References and Further Reading Bilsky, Artur & Lozhkin, V & Markovich, Dmitriy & Tokarev, Mikhail. (2013). A maximum entropy reconstruction technique for tomographic particle image velocimetry. Measurement Science and Technology. 24. 045301. 10.1088/0957-0233/24/4/045301.

Klinner, Joachim. (2017). Development and assessment of volume resolving velocimetry for turbomachinery test facilities.

Minerbo, G. (1979). Ment: A maximum entropy algorithm for reconstructing a source from projection data. Computer Graphics and Image Processing. 10.1016/0146-664X(79)90034-0

ErichZimmer commented 2 weeks ago

Hi all, here is a progress update.

I decided to change the algorithms utilized in the Tomo-PIV module. Instead of using a MART algorithm, I will now be implementing the SMART algorithm due to its lower memory requirements under the assumption of sparse volumetric data. SMART requires a non-uniform predictor to operate efficiently, which would be generated by either the MLOS or MENT reconstruction techniques. With MENT, a lower amount of SMART iterations would likely be needed since MENT provides a more accurate and precise reconstruction of the underdetermined inverse problem compared to MLOS. Additionally, 15 iterations of the SMART algorithm is roughly equivalent in computational time to 5 MART iterations while acquiring a reconstruction quality similar to MART. Additionally, optical transfer functions can be very efficiently applied to the SMART algorithm with very little computational costs while obtaining substantial reconstruction improvements. Finally, for large quantities of data, the MENT algorithm may already suffice, especially when it requires around 25 seconds to reconstruct a volume and perhaps 80 seconds with some additional SMART iterations to redistribute the energy from ghost particles to real particles.

Another reconstruction technique I have been thinking about is using and enhanced iterative particle reconstruction (IPR) (Jahn et. al., 2021) to determine particle intensity and locations and interpolate blobs into a discretized volume, similar to blob enhanced tomographic PIV (Castrillo et. al., 2016).
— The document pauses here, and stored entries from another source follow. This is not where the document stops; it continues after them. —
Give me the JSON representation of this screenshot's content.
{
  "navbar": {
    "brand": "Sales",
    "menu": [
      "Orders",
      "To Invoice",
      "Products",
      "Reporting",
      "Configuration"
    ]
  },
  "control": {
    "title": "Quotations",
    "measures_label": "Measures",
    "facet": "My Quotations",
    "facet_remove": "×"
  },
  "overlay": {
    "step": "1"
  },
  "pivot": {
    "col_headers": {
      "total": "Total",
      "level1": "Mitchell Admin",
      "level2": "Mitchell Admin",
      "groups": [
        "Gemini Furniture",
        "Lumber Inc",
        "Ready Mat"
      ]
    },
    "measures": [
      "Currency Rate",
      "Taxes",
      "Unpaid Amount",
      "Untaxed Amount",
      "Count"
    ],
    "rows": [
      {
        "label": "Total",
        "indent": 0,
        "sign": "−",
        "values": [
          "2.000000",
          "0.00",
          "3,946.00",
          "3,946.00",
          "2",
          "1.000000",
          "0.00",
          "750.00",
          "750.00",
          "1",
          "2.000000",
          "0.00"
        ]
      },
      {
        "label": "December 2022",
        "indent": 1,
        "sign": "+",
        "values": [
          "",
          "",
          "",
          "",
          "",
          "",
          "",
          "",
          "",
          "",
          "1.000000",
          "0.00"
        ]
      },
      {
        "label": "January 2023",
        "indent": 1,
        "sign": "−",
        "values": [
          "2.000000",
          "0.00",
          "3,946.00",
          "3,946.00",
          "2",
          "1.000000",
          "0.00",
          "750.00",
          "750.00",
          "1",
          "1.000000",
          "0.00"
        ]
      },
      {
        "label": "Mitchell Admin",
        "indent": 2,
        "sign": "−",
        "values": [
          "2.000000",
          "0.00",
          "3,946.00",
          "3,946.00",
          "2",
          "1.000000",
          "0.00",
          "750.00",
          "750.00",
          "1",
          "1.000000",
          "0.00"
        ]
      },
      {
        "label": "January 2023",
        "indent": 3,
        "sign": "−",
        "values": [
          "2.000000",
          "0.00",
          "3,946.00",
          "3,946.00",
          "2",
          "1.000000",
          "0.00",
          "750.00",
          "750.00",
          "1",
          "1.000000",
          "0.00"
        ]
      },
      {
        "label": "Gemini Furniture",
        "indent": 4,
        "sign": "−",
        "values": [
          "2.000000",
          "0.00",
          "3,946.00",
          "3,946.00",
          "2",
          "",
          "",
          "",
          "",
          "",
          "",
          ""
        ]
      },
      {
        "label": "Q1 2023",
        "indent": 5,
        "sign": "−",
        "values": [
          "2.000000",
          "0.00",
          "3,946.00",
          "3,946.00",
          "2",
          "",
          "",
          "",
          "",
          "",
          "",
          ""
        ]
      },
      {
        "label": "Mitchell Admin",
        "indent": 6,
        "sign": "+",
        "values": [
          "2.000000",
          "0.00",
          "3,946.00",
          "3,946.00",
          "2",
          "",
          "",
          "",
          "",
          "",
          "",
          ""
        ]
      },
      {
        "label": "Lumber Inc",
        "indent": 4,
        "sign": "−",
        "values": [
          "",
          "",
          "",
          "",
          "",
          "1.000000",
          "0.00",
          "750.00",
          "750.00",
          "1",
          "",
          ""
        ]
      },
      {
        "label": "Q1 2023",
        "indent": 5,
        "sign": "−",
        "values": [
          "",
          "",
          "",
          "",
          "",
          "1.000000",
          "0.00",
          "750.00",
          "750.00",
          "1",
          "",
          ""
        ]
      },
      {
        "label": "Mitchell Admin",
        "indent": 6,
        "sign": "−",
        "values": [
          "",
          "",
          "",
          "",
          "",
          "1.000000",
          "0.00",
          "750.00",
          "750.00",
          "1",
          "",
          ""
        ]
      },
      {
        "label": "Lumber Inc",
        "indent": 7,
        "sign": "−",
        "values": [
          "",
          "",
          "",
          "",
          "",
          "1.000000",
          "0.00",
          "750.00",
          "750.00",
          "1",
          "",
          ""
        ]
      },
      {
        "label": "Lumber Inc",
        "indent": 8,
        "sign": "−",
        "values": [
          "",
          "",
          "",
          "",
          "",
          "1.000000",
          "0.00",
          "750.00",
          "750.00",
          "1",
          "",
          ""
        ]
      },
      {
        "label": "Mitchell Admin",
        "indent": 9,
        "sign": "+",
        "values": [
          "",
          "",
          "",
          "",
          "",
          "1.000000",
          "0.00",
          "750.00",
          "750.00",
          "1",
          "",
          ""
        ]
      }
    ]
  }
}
This method of reconstructing particles would obtain very low ghost particles even at particle densities higher than 0.1 particles per pixel and should allow for extended volumes in the case of large-scale tomographic PIV (MART and SMART may develop artifacts with large volume depths due to an undersampling of voxels the further the voxel is away from the camera system). In theory, the enhanced IPR algorithm with superimposed gaussian-approximated blobs would allow for high quality particle reconstructions and cross-correlation results. Of course, this is bordering the particle tracking velocimetry territory, but the blob enhanced PIV algorithm is already quite similar (e.g., extract particle locations and super-impose a gaussian-approximated particle in the discretized volume). Note, this is all theoretical; it may simply be a big bust at the end.

Further Reading: Castrillo, G., Cafiero, G., Discetti, S., & Astarita, T. (2016). Blob-enhanced reconstruction technique. Measurement Science and Technology, 27.

Jahn, T., Schanz, D., & Schröder, A. (2021). Advanced iterative particle reconstruction for Lagrangian particle tracking. Experiments in Fluids, 62.